Sunday, 28 September 2014

Homicide: A Year on the Killing Streets 1

Chapter one
I’m reading Homicide: A Year on the Killing Streets by David Simon. Simon is a reporter who spent a year observing a Baltimore homicide unit, which served as the basis for this book, and HBO’s The Wire.


Two weeks ago, if you asked me what police do, I’d say something along the lines of, “They run after bad guys… they have guns, sirens…car chases?”


My experience with police officers is (I suppose thankfully) limited.


“Television has given us the myth of the raging pursuit, the high-speed chase, but in truth there is no such thing: if there were, God knows the Cavalier would throw a rod after a dozen blocks…” Simon, page 16.


The detectives, at least for the first chapter, don’t fight people. They yell, they swab, or “NEUTRON,” but that’s the extent of it.  They visit crime scenes, do general sleuthing, interrogate people, and mundane office work.



Writing like a journalist
Simon is able to do what we’re taught in school, show—don’t tell.


Jay Landsman, of the sidelong smile and pockmarked face, who tells the mothers of wanted men that all the commotion is nothing to be upset about, just a routine murder warrant. Landsman, who leaves empty liquor bottles in the other sergeants’ desks and never fails to turn out the men’s room light when a ranking officer is indisposed,” page 2.
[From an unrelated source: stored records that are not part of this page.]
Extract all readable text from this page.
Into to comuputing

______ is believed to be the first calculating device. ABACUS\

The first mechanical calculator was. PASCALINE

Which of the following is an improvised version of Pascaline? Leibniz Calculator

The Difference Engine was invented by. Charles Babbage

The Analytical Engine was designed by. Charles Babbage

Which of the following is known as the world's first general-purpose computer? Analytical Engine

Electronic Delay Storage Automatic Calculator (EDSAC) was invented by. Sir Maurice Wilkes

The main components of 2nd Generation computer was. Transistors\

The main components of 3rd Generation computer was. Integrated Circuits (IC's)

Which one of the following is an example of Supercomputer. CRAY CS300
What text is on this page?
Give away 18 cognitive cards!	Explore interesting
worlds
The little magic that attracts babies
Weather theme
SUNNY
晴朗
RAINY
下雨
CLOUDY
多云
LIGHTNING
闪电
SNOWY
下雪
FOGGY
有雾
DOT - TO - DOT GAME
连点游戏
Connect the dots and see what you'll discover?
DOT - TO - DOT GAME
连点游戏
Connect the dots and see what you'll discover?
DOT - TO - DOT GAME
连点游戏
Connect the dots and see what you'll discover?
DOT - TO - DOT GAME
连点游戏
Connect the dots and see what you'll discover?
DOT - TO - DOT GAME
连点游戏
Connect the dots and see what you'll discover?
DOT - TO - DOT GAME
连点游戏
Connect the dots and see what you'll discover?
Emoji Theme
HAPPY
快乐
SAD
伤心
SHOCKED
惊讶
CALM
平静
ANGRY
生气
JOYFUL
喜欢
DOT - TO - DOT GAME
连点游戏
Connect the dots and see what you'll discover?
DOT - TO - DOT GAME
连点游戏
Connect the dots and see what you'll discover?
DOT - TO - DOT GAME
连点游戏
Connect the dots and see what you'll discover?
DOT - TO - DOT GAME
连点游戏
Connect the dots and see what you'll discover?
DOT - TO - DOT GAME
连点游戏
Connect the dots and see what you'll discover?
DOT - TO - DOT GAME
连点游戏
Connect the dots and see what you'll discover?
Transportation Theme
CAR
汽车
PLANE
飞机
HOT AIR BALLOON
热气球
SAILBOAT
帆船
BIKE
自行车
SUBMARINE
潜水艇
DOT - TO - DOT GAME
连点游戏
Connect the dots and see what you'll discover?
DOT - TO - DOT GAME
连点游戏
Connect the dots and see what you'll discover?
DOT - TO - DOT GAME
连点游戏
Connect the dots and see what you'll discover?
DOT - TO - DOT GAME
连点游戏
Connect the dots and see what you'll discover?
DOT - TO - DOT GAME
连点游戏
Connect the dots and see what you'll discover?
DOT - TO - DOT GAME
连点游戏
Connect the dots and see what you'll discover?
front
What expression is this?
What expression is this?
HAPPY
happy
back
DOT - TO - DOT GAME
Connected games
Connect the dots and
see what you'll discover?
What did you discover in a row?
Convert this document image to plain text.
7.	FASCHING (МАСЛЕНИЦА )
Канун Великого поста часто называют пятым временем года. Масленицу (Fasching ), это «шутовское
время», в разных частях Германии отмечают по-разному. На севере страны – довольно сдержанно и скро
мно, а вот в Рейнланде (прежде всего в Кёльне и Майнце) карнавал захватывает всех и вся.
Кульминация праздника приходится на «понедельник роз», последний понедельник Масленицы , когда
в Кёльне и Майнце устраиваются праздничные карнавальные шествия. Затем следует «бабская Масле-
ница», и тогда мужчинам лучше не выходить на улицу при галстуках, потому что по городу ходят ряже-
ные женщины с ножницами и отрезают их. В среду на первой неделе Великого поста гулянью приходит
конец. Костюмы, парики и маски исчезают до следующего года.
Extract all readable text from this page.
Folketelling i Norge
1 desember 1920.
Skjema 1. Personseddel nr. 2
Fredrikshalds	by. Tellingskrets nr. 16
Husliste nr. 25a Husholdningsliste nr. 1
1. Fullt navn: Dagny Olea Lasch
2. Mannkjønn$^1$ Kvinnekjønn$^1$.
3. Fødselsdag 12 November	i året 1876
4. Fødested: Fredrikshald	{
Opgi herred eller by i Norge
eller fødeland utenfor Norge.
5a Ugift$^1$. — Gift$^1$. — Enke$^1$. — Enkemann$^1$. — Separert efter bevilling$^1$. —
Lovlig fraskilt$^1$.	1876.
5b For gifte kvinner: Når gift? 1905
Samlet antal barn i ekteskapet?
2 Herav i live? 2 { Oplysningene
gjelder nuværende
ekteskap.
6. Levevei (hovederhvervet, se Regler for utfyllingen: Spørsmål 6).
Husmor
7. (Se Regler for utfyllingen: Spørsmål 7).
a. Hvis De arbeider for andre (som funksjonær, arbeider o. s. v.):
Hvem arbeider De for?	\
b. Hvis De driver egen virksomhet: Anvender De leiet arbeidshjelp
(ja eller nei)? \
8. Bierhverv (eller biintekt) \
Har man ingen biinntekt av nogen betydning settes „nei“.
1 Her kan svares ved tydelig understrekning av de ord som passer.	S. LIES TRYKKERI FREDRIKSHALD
Simon doesn’t have to say that Landsman is a jerk. We get it. Part of this is good story telling, knowing what details matter. The other part is that Simon was actively involved in the story.  If he didn’t know Landsman personally, he wouldn't know those details. Being present improves story telling.


We’ve learned that it’s usually best to avoid jargon. In Homicide, it works. The book reads like it could be fiction, Simon tells the story through the lens of the characters.


However, I do sort of wish there was more of an explanation for some of the slang. I had to look up yo/yos, all I could find was an Urban Dictionary (always a credible source) entry.


I appreciate how slang lends to the voice of characters, but at times it is confusing.

Murders that matter
About three pages in, all I could think about is how little people seem to care about death. It continued throughout the chapter, but it wasn’t just the detectives.  


“Underneath this towering pyramid of authority squats the homicide detective, laboring in anonymity over some bludgeoned prostitute or shot-to-shit narcotics trafficker until one day the phone bleats twice and the body on the ground is that of an eleven-year-old girl, an all-city athlete, a retired priest, or some out-of-state tourist who wandered into the projects with a Nikon around his neck. Red balls. Murders that matter,” page 20.


The deaths people care about are less frequent, but the media gives them coverage. Why are some deaths more important than others?


The deaths are different because the victims are not necessarily people living in  poverty, or  addicted to drugs.


As I got further through the chapter I realized that the detectives  care, at least to an extent, but it's their job, they’re used to it. Murders that matter are only different because other people care.


Empathy
“For each body, he gives what he can afford to give and no more. He carefully measures out the required amount of energy and emotion, closes the file and moves on to the next call. And even after years of calls and bodies and crime scenes and interrogations, a good detective still answers the phone with the stubborn, unyielding belief that if he does his job, the truth is always knowable. A homicide detective endures,” page 22. 


The first day of journalism class this year, we talked about the qualities a journalist should have. I’ve been thinking about empathy a lot since then. As a journalist, should you invest yourself in people’s (sometimes tragic) stories? Is empathy a good quality to have? Does it help people open up?  


I’m still not sure, but I was reminded of our discussion by the quote from page 22. I’m aware that police work and journalism are different, but they are sometimes intertwined.


I still don’t know what my opinion on the matter is, let me know what you think?